Spring Forward on Sunday
At 1:59 a.m. on March 13, the standard time will “spring forward” to 3 a.m.
Most Americans will continue using “Daylight Saving Time” (DST) until Nov. 6 when we will “fall back” and return to “Standard Time” (ST). Daylight Saving Time is the practice of advancing clocks during the summertime so that afternoons have more daylight and mornings have less. The official purpose of this is to make better use of the natural and cost-free energy given by the sun. The time shift has become so cliche that we hardly even notice its coming and going. But there is a rich history behind this interesting practice. Daylight Saving Time was instituted by a changing world and continues to evolve to meet our needs.

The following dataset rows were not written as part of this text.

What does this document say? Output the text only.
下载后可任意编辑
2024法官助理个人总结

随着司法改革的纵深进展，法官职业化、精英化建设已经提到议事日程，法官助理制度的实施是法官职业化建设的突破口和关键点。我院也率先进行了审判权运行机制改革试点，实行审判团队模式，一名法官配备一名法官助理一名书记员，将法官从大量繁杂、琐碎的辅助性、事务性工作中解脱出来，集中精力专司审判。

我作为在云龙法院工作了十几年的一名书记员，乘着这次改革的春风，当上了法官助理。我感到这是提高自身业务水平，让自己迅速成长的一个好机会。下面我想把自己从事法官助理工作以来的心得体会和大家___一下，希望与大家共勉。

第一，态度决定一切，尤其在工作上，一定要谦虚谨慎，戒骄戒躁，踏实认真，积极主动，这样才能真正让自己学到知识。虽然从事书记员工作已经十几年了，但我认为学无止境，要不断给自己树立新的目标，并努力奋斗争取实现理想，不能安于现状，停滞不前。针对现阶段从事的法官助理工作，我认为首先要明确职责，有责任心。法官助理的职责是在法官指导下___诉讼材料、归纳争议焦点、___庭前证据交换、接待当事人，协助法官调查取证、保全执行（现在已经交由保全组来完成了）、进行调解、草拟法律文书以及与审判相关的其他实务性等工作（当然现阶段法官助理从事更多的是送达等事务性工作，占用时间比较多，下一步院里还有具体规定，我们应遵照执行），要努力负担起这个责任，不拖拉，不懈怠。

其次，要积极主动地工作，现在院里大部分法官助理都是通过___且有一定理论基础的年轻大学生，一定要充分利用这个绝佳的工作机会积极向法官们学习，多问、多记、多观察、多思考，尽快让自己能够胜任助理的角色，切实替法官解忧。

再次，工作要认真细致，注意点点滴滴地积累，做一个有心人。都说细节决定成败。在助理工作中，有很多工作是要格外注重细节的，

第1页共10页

Before 1895, the modern concept of Daylight Saving Time did not exist, although it has always been commendable to “make good use of daylight.” In ancient times, sundials were used to tell time. Of course, sundials naturally adjust to the season. When the days were longer, the work day was longer. When the nights were longer, the work day was shorter. In a sense, there has always been Daylight Saving Time. Although Benjamin Franklin was not the one who invented the modern practice, he did reflect the idea in a sense when he said “Early to bed, early to rise, makes a man healthy, wealthy, and wise.” Franklin understood that a person could conserve energy by making use of daylight hours, and thus become wealthy. This he expressed in several letters. But at that time, there was no reason to shift the time in order to make use of the daylight.

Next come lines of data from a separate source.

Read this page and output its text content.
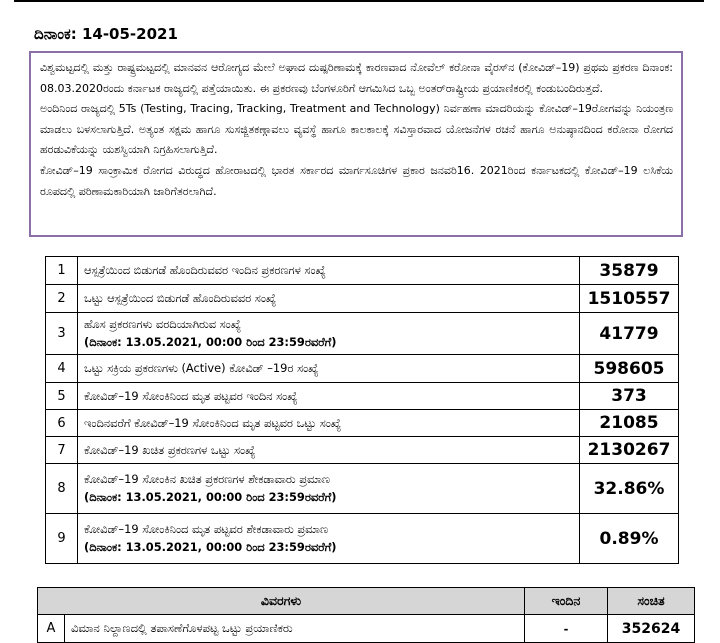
ದಿನಾಂಕ: 14-05-2021

ವಿಶ್ವಮಟ್ಟದಲ್ಲಿ ಮತ್ತು ರಾಷ್ಟ್ರಮಟ್ಟದಲ್ಲಿ ಮಾನವನ ಆರೋಗ್ಯದ ಮೇಲೆ ಅಘಾದ ದುಷ್ಪರಿಣಾಮಕ್ಕೆ ಕಾರಣವಾದ ನೋವೆಲ್ ಕರೋನಾ ವೈರಸ್‌ನ (ಕೋವಿಡ್–19) ಪ್ರಥಮ ಪ್ರಕರಣ ದಿನಾಂಕ: 08.03.2020ರಂದು ಕರ್ನಾಟಕ ರಾಜ್ಯದಲ್ಲಿ ಪತ್ತೆಯಾಯಿತು. ಈ ಪ್ರಕರಣವು ಬೆಂಗಳೂರಿಗೆ ಆಗಮಿಸಿದ ಒಬ್ಬ ಅಂತರ್‌ರಾಷ್ಟ್ರೀಯ ಪ್ರಯಾಣಿಕರಲ್ಲಿ ಕಂಡುಬಂದಿರುತ್ತದೆ.

ಅಂದಿನಿಂದ ರಾಜ್ಯದಲ್ಲಿ 5Ts (Testing, Tracing, Tracking, Treatment and Technology) ನಿರ್ವಹಣಾ ಮಾದರಿಯನ್ನು ಕೋವಿಡ್–19ರೋಗವನ್ನು ನಿಯಂತ್ರಣ ಮಾಡಲು ಬಳಸಲಾಗುತ್ತಿದೆ. ಅತ್ಯಂತ ಸಕ್ಷಮ ಹಾಗೂ ಸುಸಜ್ಜಿತಕಣ್ಗಾವಲು ವ್ಯವಸ್ಥೆ ಹಾಗೂ ಕಾಲಕಾಲಕ್ಕೆ ಸವಿಸ್ತಾರವಾದ ಯೋಜನೆಗಳ ರಚನೆ ಹಾಗೂ ಅನುಷ್ಠಾನದಿಂದ ಕರೋನಾ ರೋಗದ ಹರಡುವಿಕೆಯನ್ನು ಯಶಸ್ವಿಯಾಗಿ ನಿಗ್ರಹಿಸಲಾಗುತ್ತಿದೆ.

ಕೋವಿಡ್–19 ಸಾಂಕ್ರಾಮಿಕ ರೋಗದ ವಿರುದ್ಧದ ಹೋರಾಟದಲ್ಲಿ ಭಾರತ ಸರ್ಕಾರದ ಮಾರ್ಗಸೂಚಿಗಳ ಪ್ರಕಾರ ಜನವರಿ16. 2021ರಿಂದ ಕರ್ನಾಟಕದಲ್ಲಿ ಕೋವಿಡ್–19 ಲಸಿಕೆಯ ರೂಪದಲ್ಲಿ ಪರಿಣಾಮಕಾರಿಯಾಗಿ ಜಾರಿಗೆತರಲಾಗಿದೆ.

1	ಆಸ್ಪತ್ರೆಯಿಂದ ಬಿಡುಗಡೆ ಹೊಂದಿರುವವರ ಇಂದಿನ ಪ್ರಕರಣಗಳ ಸಂಖ್ಯೆ	35879
2	ಒಟ್ಟು ಆಸ್ಪತ್ರೆಯಿಂದ ಬಿಡುಗಡೆ ಹೊಂದಿರುವವರ ಸಂಖ್ಯೆ	1510557
3	ಹೊಸ ಪ್ರಕರಣಗಳು ವರದಿಯಾಗಿರುವ ಸಂಖ್ಯೆ
(ದಿನಾಂಕ: 13.05.2021, 00:00 ರಿಂದ 23:59ರವರೆಗೆ)	41779
4	ಒಟ್ಟು ಸಕ್ರಿಯ ಪ್ರಕರಣಗಳು (Active) ಕೋವಿಡ್ –19ರ ಸಂಖ್ಯೆ	598605
5	ಕೋವಿಡ್–19 ಸೋಂಕಿನಿಂದ ಮೃತ ಪಟ್ಟವರ ಇಂದಿನ ಸಂಖ್ಯೆ	373
6	ಇಂದಿನವರೆಗೆ ಕೋವಿಡ್–19 ಸೋಂಕಿನಿಂದ ಮೃತ ಪಟ್ಟವರ ಒಟ್ಟು ಸಂಖ್ಯೆ	21085
7	ಕೋವಿಡ್–19 ಖಚಿತ ಪ್ರಕರಣಗಳ ಒಟ್ಟು ಸಂಖ್ಯೆ	2130267
8	ಕೋವಿಡ್–19 ಸೋಂಕಿನ ಖಚಿತ ಪ್ರಕರಣಗಳ ಶೇಕಡಾವಾರು ಪ್ರಮಾಣ
(ದಿನಾಂಕ: 13.05.2021, 00:00 ರಿಂದ 23:59ರವರೆಗೆ)	32.86%
9	ಕೋವಿಡ್–19 ಸೋಂಕಿನಿಂದ ಮೃತ ಪಟ್ಟವರ ಶೇಕಡಾವಾರು ಪ್ರಮಾಣ
(ದಿನಾಂಕ: 13.05.2021, 00:00 ರಿಂದ 23:59ರವರೆಗೆ)	0.89%
ವಿವರಗಳು		ಇಂದಿನ	ಸಂಚಿತ
A	ವಿಮಾನ ನಿಲ್ದಾಣದಲ್ಲಿ ತಪಾಸಣೆಗೊಳಪಟ್ಟ ಒಟ್ಟು ಪ್ರಯಾಣಿಕರು	-	352624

The concept of universal time began with railroad schedules. Before then, time was a local matter kept by clocks in towers and steeples. Time from town to town differed greatly. Daylight Saving Time in the modern sense was conceived around the turn of the century by an entomologist and astronomer named George Vernon Hudson. Hudson did shift work to support himself as he pursued his goals. The job gave him the leisure to collect his insects making daylight very valuable to him. In 1895, Hudson presented his idea to the Wellington Philosophical Society in a paper wherein he proposed a two-hour time shift to make the lengthy summer days more useful. Since then, the idea has gained widespread popularity and has been implemented in many countries, though not all.
The reality of the practice has existed since World War I. Germany and Austria implemented the plan in 1916 to conserve energy. Most significant European countries followed their example in 1916 and 1917. The United States held out until 1918 when they passed “An Act to Preserve Daylight and Provide Standard Time for the United States.” The same act established the time zones that we know today. The law was so unpopular that it was repealed the next year in spite of a veto from President Wilson. The practice became nothing more than a local option.

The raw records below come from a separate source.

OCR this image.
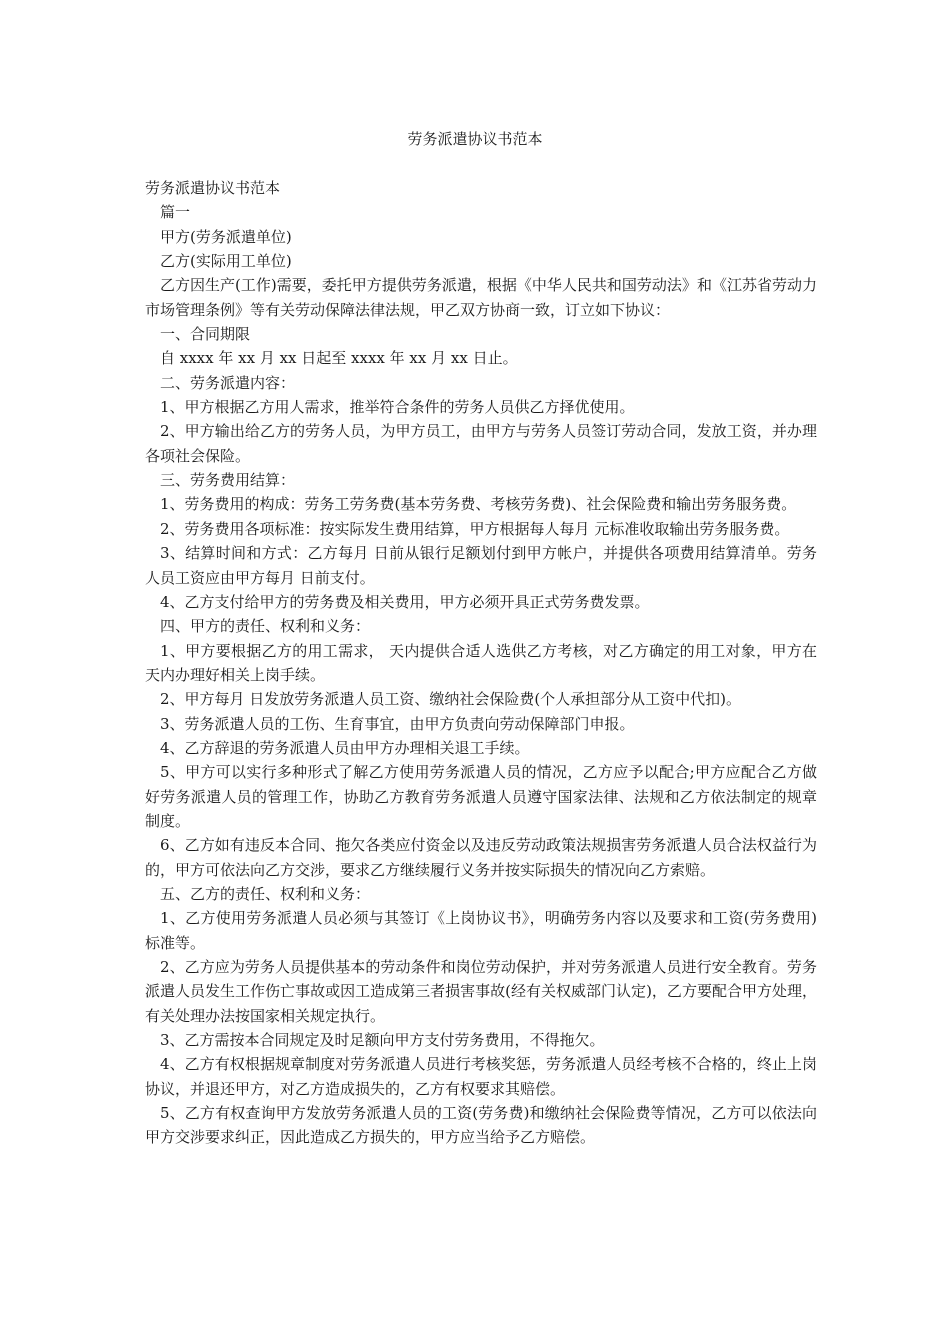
劳务派遣协议书范本

劳务派遣协议书范本

篇一

甲方(劳务派遣单位)

乙方(实际用工单位)

乙方因生产(工作)需要，委托甲方提供劳务派遣，根据《中华人民共和国劳动法》和《江苏省劳动力市场管理条例》等有关劳动保障法律法规，甲乙双方协商一致，订立如下协议：

一、合同期限

自 xxxx 年 xx 月 xx 日起至 xxxx 年 xx 月 xx 日止。

二、劳务派遣内容：

1、甲方根据乙方用人需求，推举符合条件的劳务人员供乙方择优使用。

2、甲方输出给乙方的劳务人员，为甲方员工，由甲方与劳务人员签订劳动合同，发放工资，并办理各项社会保险。

三、劳务费用结算：

1、劳务费用的构成：劳务工劳务费(基本劳务费、考核劳务费)、社会保险费和输出劳务服务费。

2、劳务费用各项标准：按实际发生费用结算，甲方根据每人每月 元标准收取输出劳务服务费。

3、结算时间和方式：乙方每月 日前从银行足额划付到甲方帐户，并提供各项费用结算清单。劳务人员工资应由甲方每月 日前支付。

4、乙方支付给甲方的劳务费及相关费用，甲方必须开具正式劳务费发票。

四、甲方的责任、权利和义务：

1、甲方要根据乙方的用工需求， 天内提供合适人选供乙方考核，对乙方确定的用工对象，甲方在 天内办理好相关上岗手续。

2、甲方每月 日发放劳务派遣人员工资、缴纳社会保险费(个人承担部分从工资中代扣)。

3、劳务派遣人员的工伤、生育事宜，由甲方负责向劳动保障部门申报。

4、乙方辞退的劳务派遣人员由甲方办理相关退工手续。

5、甲方可以实行多种形式了解乙方使用劳务派遣人员的情况，乙方应予以配合;甲方应配合乙方做好劳务派遣人员的管理工作，协助乙方教育劳务派遣人员遵守国家法律、法规和乙方依法制定的规章制度。

6、乙方如有违反本合同、拖欠各类应付资金以及违反劳动政策法规损害劳务派遣人员合法权益行为的，甲方可依法向乙方交涉，要求乙方继续履行义务并按实际损失的情况向乙方索赔。

五、乙方的责任、权利和义务：

1、乙方使用劳务派遣人员必须与其签订《上岗协议书》，明确劳务内容以及要求和工资(劳务费用)标准等。

2、乙方应为劳务人员提供基本的劳动条件和岗位劳动保护，并对劳务派遣人员进行安全教育。劳务派遣人员发生工作伤亡事故或因工造成第三者损害事故(经有关权威部门认定)，乙方要配合甲方处理，有关处理办法按国家相关规定执行。

3、乙方需按本合同规定及时足额向甲方支付劳务费用，不得拖欠。

4、乙方有权根据规章制度对劳务派遣人员进行考核奖惩，劳务派遣人员经考核不合格的，终止上岗协议，并退还甲方，对乙方造成损失的，乙方有权要求其赔偿。

5、乙方有权查询甲方发放劳务派遣人员的工资(劳务费)和缴纳社会保险费等情况，乙方可以依法向甲方交涉要求纠正，因此造成乙方损失的，甲方应当给予乙方赔偿。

The practice was again implemented as an emergency measure during World War II (1942-1945). The practice was used with inconsistency during the 1950’s and 1960’s with no universal date or time to make the time shift.
In 1974, however, President Richard M. Nixon signed “The Emergency Energy Conservation Act of 1974.” Studies during that time assumed that the practice would trim the U.S. energy use by one percent. The same justification was used in 2007, when the period of Daylight Saving Time was extended by one month. Studies, however, have shown that this practice has little or no effect on our level of energy use. The effect is even adverse in some areas of the world.
At one time, our lives were intimately connected to the daylight. When the sun set, people went to sleep. When the sun rose, they rose with it and went to work. Our lives are not as connected to the daylight as they once were. Our lives are connected more with the universal time. With electricity and twenty-four-hour convenient stores, we can usually do what we want, whether it is daylight or dark. For this reason, the time shift has little affect on our energy use.
Now Daylight Saving is not much more than a tradition. It is a happy tradition for Patty Perkins, an employee of Bridge City Bank, who plays with her six-year-old son Landon in their yard after work. It is a not-so-happy tradition for Danielle Frazier, a student from Bridge City High School, who states, “I do not appreciate losing an hour of my precious sleep. It is no fun!” Perhaps Danielle will change her mind about Daylight Saving Time when we all “fall back” in November and we can all sleep an extra hour.